If the text of this new play, created jointly by "desperate optimists" and the Dublin Youth Theatre, is representative of the concerns and behaviour of young Dubliners (and there is no reason to think that it is not), then these young people are leading a pretty bleak and baffling existence. But they are to the forefront of that growing fashion in contemporary theatre which concentrates on form and effects to the detriment of content and substance.
They assemble in a video and audio studio to enact six or seven vignettes of life, but there is no apparent connection between most of the video and any of the audio while the vignettes are enacted (presumably purposefully) without any dramatic intonations being applied to the words which are "read" from what might be video scripts on the long classroom-like desk at which they sit almost motionless and without emotion.

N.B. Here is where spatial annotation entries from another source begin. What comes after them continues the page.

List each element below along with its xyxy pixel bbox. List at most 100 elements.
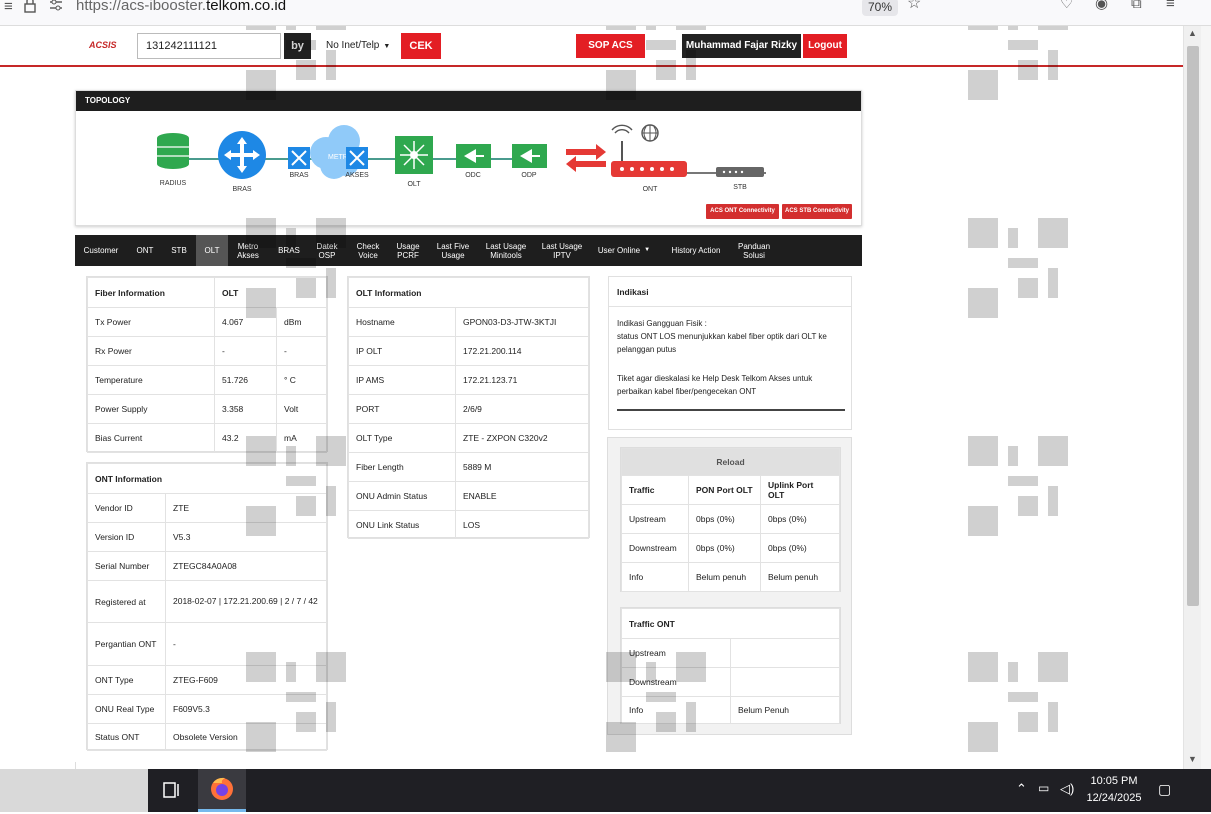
tab-bar: Customer ONT STB OLT MetroAkses BRAS Dat… <box>75 235 862 266</box>
row-key: Vendor ID <box>87 493 166 523</box>
cell: 0bps (0%) <box>760 504 840 534</box>
topo-label-radius: RADIUS <box>160 180 187 187</box>
row-unit: Volt <box>276 394 327 424</box>
tab-label-line2: Voice <box>358 250 378 260</box>
topo-label-bras2: BRAS <box>289 172 308 179</box>
row-key: ONU Admin Status <box>348 481 456 511</box>
row-unit: ° C <box>276 365 327 395</box>
row-key: Power Supply <box>87 394 215 424</box>
logout-button[interactable]: Logout <box>803 34 847 58</box>
table-row: IP OLT 172.21.200.114 <box>348 336 589 366</box>
menu-icon[interactable]: ≡ <box>4 0 13 20</box>
qr-watermark <box>246 652 346 752</box>
scrollbar-thumb[interactable] <box>1187 46 1199 606</box>
qr-watermark <box>968 436 1068 536</box>
show-hidden-icons[interactable]: ⌃ <box>1016 781 1027 797</box>
qr-watermark <box>246 218 346 318</box>
tab-label-line1: Last Usage <box>541 241 583 251</box>
indikasi-title: Indikasi <box>609 277 851 307</box>
tab-usage-pcrf[interactable]: Usage PCRF <box>389 235 427 266</box>
windows-taskbar: ⌃ ▭ ◁) 10:05 PM 12/24/2025 ▢ <box>0 769 1211 812</box>
row-key: Status ONT <box>87 723 166 751</box>
tab-label-line1: Usage <box>396 241 420 251</box>
network-icon[interactable]: ▭ <box>1038 781 1049 795</box>
akses-switch-icon <box>346 147 368 169</box>
page-scrollbar[interactable]: ▲ ▼ <box>1183 26 1201 769</box>
notification-icon[interactable]: ▢ <box>1158 781 1171 798</box>
topo-label-bras: BRAS <box>232 186 251 193</box>
extensions-icon[interactable]: ⧉ <box>1131 0 1142 17</box>
taskbar-clock[interactable]: 10:05 PM 12/24/2025 <box>1082 773 1146 807</box>
stb-icon <box>716 167 764 177</box>
tab-customer[interactable]: Customer <box>75 235 127 266</box>
table-row: Upstream 0bps (0%) 0bps (0%) <box>621 504 840 534</box>
tab-panduan-solusi[interactable]: Panduan Solusi <box>731 235 777 266</box>
row-value: ZTE - ZXPON C320v2 <box>455 423 589 453</box>
scroll-down-icon[interactable]: ▼ <box>1188 754 1197 764</box>
indikasi-divider <box>617 409 845 411</box>
lock-icon[interactable] <box>24 0 36 18</box>
permissions-icon[interactable] <box>48 0 64 18</box>
tab-olt[interactable]: OLT <box>196 235 228 266</box>
cell: Upstream <box>621 504 689 534</box>
tab-last-five-usage[interactable]: Last Five Usage <box>429 235 477 266</box>
reload-button[interactable]: Reload <box>621 448 840 476</box>
topo-label-olt: OLT <box>407 181 421 188</box>
col-uplink-port: Uplink Port OLT <box>760 475 840 505</box>
qr-watermark <box>968 652 1068 752</box>
table-row: ONU Link Status LOS <box>348 510 589 539</box>
tab-check-voice[interactable]: Check Voice <box>348 235 388 266</box>
tab-label: Last Five Usage <box>437 242 469 260</box>
tab-last-usage-iptv[interactable]: Last Usage IPTV <box>535 235 589 266</box>
task-view-icon[interactable] <box>160 779 182 801</box>
bras-router-icon <box>218 131 266 179</box>
url-bar[interactable]: https://acs-ibooster.telkom.co.id <box>76 0 286 14</box>
indikasi-panel: Indikasi Indikasi Gangguan Fisik : statu… <box>608 276 852 430</box>
scroll-up-icon[interactable]: ▲ <box>1188 28 1197 38</box>
topo-label-stb: STB <box>733 184 747 191</box>
taskbar-search-area[interactable] <box>0 769 148 812</box>
tab-label: Customer <box>83 246 119 255</box>
table-row: Registered at 2018-02-07 | 172.21.200.69 … <box>87 580 327 623</box>
tab-history-action[interactable]: History Action <box>665 235 727 266</box>
acs-ont-connectivity-button[interactable]: ACS ONT Connectivity <box>706 204 779 219</box>
account-icon[interactable]: ◉ <box>1095 0 1108 17</box>
cell: 0bps (0%) <box>688 533 761 563</box>
traffic-ont-title: Traffic ONT <box>621 608 840 639</box>
pocket-icon[interactable]: ♡ <box>1060 0 1073 17</box>
tab-last-usage-minitools[interactable]: Last Usage Minitools <box>479 235 533 266</box>
indikasi-body: Indikasi Gangguan Fisik : status ONT LOS… <box>609 307 851 398</box>
row-key: Rx Power <box>87 336 215 366</box>
connection-arrows-icon <box>566 144 606 172</box>
tab-user-online[interactable]: User Online ▼ <box>593 235 655 266</box>
tab-label: STB <box>171 246 187 255</box>
tab-stb[interactable]: STB <box>163 235 195 266</box>
tab-ont[interactable]: ONT <box>127 235 163 266</box>
firefox-taskbar-button[interactable] <box>198 769 246 812</box>
indikasi-line2: status ONT LOS menunjukkan kabel fiber o… <box>617 332 827 354</box>
qr-watermark <box>606 652 706 752</box>
table-row: IP AMS 172.21.123.71 <box>348 365 589 395</box>
row-value: LOS <box>455 510 589 539</box>
row-value: ZTEGC84A0A08 <box>165 551 327 581</box>
acs-stb-connectivity-button[interactable]: ACS STB Connectivity <box>782 204 852 219</box>
cek-button[interactable]: CEK <box>401 33 441 59</box>
tab-label: Last Usage Minitools <box>486 242 526 260</box>
bookmark-star-icon[interactable]: ☆ <box>907 0 921 17</box>
olt-title: OLT Information <box>348 277 589 308</box>
volume-icon[interactable]: ◁) <box>1060 781 1074 797</box>
table-row: Hostname GPON03-D3-JTW-3KTJI <box>348 307 589 337</box>
odp-icon <box>512 144 547 168</box>
table-row: Power Supply 3.358 Volt <box>87 394 327 424</box>
zoom-indicator[interactable]: 70% <box>862 0 898 16</box>
row-key: Hostname <box>348 307 456 337</box>
tab-label: Panduan Solusi <box>738 242 770 260</box>
table-row: ONU Admin Status ENABLE <box>348 481 589 511</box>
tab-label-line1: Check <box>356 241 380 251</box>
row-value: 5889 M <box>455 452 589 482</box>
row-value: GPON03-D3-JTW-3KTJI <box>455 307 589 337</box>
app-menu-icon[interactable]: ≡ <box>1166 0 1175 17</box>
tab-label-line1: Panduan <box>737 241 771 251</box>
row-value: 51.726 <box>214 365 277 395</box>
clock-date: 12/24/2025 <box>1086 792 1142 804</box>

It is the antithesis of the lively interactive and animated theatre of the kind which eager audiences have been accustomed to enjoy from the Dublin Youth Theatre. Here, it is as if they are mummified in their electronic technology and deadened by their imposed techniques of stilted and unprojected speech, even as they recount with remarkable dullness their various sexual encounters and complications. Some will find their language gratuitously offensive, although it sounds authentic in the context in which it offered.
The nine very committed performers are Glen Barry, Paul Butler, Patrick Bridgeman, Shane Carr, Mick Carroll, Fiona Carruthers, Aoife Moriarty and Kevin Sherwin and they have a small legion of collaborators on video and off stage. The performance lasts for 75 minutes without an interval. What they have attempted is admirable but, except for a brief enlivening dance number, disappointingly untheatrical.